メスバウアー効果とは?
めすばうあーこうか
「効果」の用語まとめを見るメスバウアー効果とは、結晶中の原子核がガンマ線を反跳なしに放出・吸収する現象で、極めて精密な核の共鳴吸収を可能にします。
メスバウアー効果(Mössbauer effect)とは、固体結晶中に束縛された原子核が、ガンマ線を放出または吸収する際に、原子核が反跳(recoil)エネルギーを失わずに済む現象です。1958年にドイツの物理学者ルドルフ・メスバウアーが発見し、1961年にノーベル物理学賞を受賞しました。

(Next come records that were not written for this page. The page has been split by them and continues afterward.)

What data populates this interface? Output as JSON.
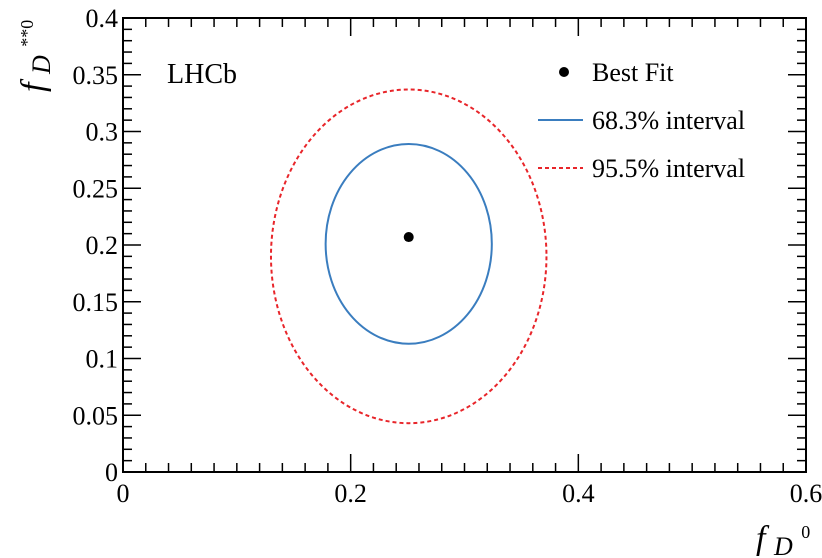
{
  "chart_data": {
    "type": "scatter",
    "experiment_label": "LHCb",
    "xlabel": {
      "main": "f",
      "sub": "D",
      "sup": "0"
    },
    "ylabel": {
      "main": "f",
      "sub": "D",
      "sup": "**0"
    },
    "xlim": [
      0,
      0.6
    ],
    "ylim": [
      0,
      0.4
    ],
    "x_ticks": [
      0,
      0.2,
      0.4,
      0.6
    ],
    "x_tick_labels": [
      "0",
      "0.2",
      "0.4",
      "0.6"
    ],
    "y_ticks": [
      0,
      0.05,
      0.1,
      0.15,
      0.2,
      0.25,
      0.3,
      0.35,
      0.4
    ],
    "y_tick_labels": [
      "0",
      "0.05",
      "0.1",
      "0.15",
      "0.2",
      "0.25",
      "0.3",
      "0.35",
      "0.4"
    ],
    "grid": false,
    "legend_position": "top-right",
    "series": [
      {
        "name": "Best Fit",
        "kind": "point",
        "color": "#000000",
        "points": [
          {
            "x": 0.251,
            "y": 0.207
          }
        ]
      },
      {
        "name": "68.3% interval",
        "kind": "contour",
        "color": "#3a7dbf",
        "dash": "solid",
        "center": [
          0.251,
          0.201
        ],
        "x_range": [
          0.178,
          0.324
        ],
        "y_range": [
          0.113,
          0.289
        ]
      },
      {
        "name": "95.5% interval",
        "kind": "contour",
        "color": "#e8252a",
        "dash": "dotted",
        "center": [
          0.251,
          0.19
        ],
        "x_range": [
          0.13,
          0.372
        ],
        "y_range": [
          0.043,
          0.337
        ]
      }
    ]
  }
}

通常、原子核がガンマ線を放出すると、銃が弾を発射したときの反動と同様に原子核が反対向きに反跳し、そのエネルギー分だけ放出されるガンマ線のエネルギーが減少します。気体中の原子では顕著なエネルギー損失が生じ、別の原子核に吸収されにくくなります。しかし固体結晶中では、原子核が周囲の多数の原子と強固に結合しているため、反跳がほぼ結晶全体に分散されます。その結果、個々の原子核が実質的に反跳なしにガンマ線を放出・吸収できるのです。
このため、放出と吸収されるガンマ線のエネルギーが極めてよく一致し、「核共鳴吸収」が高い確率で起こります。
メスバウアー効果の主な応用分野は以下のとおりです。
- 鉄を含む化合物の酸化状態・磁気状態の精密分析(メスバウアー分光法)
- 地質学・考古学・材料科学での試料分析
- アインシュタインの一般相対性理論(重力による時間の遅れ)の実験的検証
- 宇宙探査機による惑星表面の鉱物分析
特に鉄57の同位体が分析に多用されており、素材や化合物の電子・磁気構造を非破壊で詳しく調べられる強力な分光手法として現在も活用されています。
使い方・例文
「考古学で出土した鉄製遺物の製法を調べる際、メスバウアー分光法を使うと鉄の酸化状態や結晶構造を非破壊で詳しく分析できます。」